Intelligence artificielle: où en sommes-nous?

mercredi, 20.12.2017

Xavier Comtesse, mathématicien, digital shapers

Il est difficile pour le citoyen lambda de savoir ce qui se passe réellement dans le domaine de l’intelligence artificielle tant les récits publiés dans les médias racontent tout et n’importe quoi.

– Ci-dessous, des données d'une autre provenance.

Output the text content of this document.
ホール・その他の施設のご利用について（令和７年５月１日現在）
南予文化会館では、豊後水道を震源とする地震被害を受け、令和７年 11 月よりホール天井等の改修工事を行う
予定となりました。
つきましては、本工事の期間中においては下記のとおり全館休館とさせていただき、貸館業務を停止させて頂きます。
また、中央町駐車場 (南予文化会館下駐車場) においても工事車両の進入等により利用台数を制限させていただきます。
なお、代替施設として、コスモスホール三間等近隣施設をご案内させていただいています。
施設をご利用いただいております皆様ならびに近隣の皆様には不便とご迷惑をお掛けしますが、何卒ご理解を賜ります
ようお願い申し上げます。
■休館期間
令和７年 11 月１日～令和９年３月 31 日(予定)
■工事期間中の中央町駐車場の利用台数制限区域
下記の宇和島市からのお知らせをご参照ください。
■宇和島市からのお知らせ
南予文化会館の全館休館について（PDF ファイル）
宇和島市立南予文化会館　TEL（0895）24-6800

Faisons donc le point de l’état des connaissances actuelles.

En premier lieu, il faut comprendre ce que l’on est capable de faire faire aux machines (en fait au software) dans le domaine de l’intelligence artificielle. Les grands progrès sont aujourd’hui surtout réalisés dans un champ restreint, appelé «Machine learning».

Ce sont des algorithmes capables d’auto-apprentissage en mode supervisée. Grosso modo, on donne aux ordinateurs beaucoup de données (Big Data) et des règles d’analyse et l’on corrige la machine en fonction des résultats produits. Plus il y a de données ou d’expériences, plus la machine fait des progrès (d’où le terme «auto-apprentissage supervisé»). Bref l’ordinateur n’est pas si autonome que cela. Il a besoin de l’homme pour apprendre.

La machine autodidacte bat la machine auto-apprenante

Sauf que récemment, la société DeepMind, appartenant à Google, a mis au point un nouveau type d’apprentissage basé davantage sur les règles que sur les données. L’idée étant que le software peut apprendre sans trop de données mais avec des règles fondatrices en faisant beaucoup d’erreurs... jusqu’à en faire très peu ou plus du tout.

Ce système dit «autodidacte» est aussi de type supervisé mais non pas par correction humaine mais grâce à un renforcement automatique des résultats positifs. Le système apprend, en quelque sorte, de ses erreurs. L’homme devrait peut-être s’en inspirer!

AlphaGo Zero après seulement trois jours d’entraînement (plus de 5 milliards de parties) en autodidacte, a battu la version de 2016 d’AlphaGo, le fameux programme qui avait vaincu le champion du monde du jeu de Go.

Pour s’entraîner, AlphaGo Zero joue contre lui-même en partant de zéro, sans autre connaissance sur le go que les règles fondamentales du jeu. Contrairement à AlphaGo, il n’a donc pas eu besoin de données issues de ses confrontations avec des joueurs humains pour devenir imbattable.

Si c’est une révolution pour la recherche scientifique, ces nouvelles techniques peuvent être appliquées à beaucoup d’autres domaines, cela pourrait résoudre des problèmes bien plus complexes dans la finance (assistant intelligent), le management (consultant permanent) ou l’opérationnel comme la réduction de la consommation d’énergie ou encore en science avec la recherche de nouveaux matériaux révolutionnaires.

Pas de panique non plus: si les avancées dans ce domaine peuvent sembler extraordinaires, il faut rappeler que ces programmes sont loin de l’intelligence humaine ou même animale. Ils sont ainsi entièrement dédiés à une tâche unique pour laquelle ils ont été conçus. Ils n’embrassent pas tous les problèmes et même pas deux simultanément.

C’est bien l’une des limites de ces apprentissages, il est supervisé. Ici, pas en nourrissant le programme de données (Big Data) provenant d’êtres humains mais avec un système de récompense qui permet à l’algorithme de s’améliorer. Pour l’instant du moins.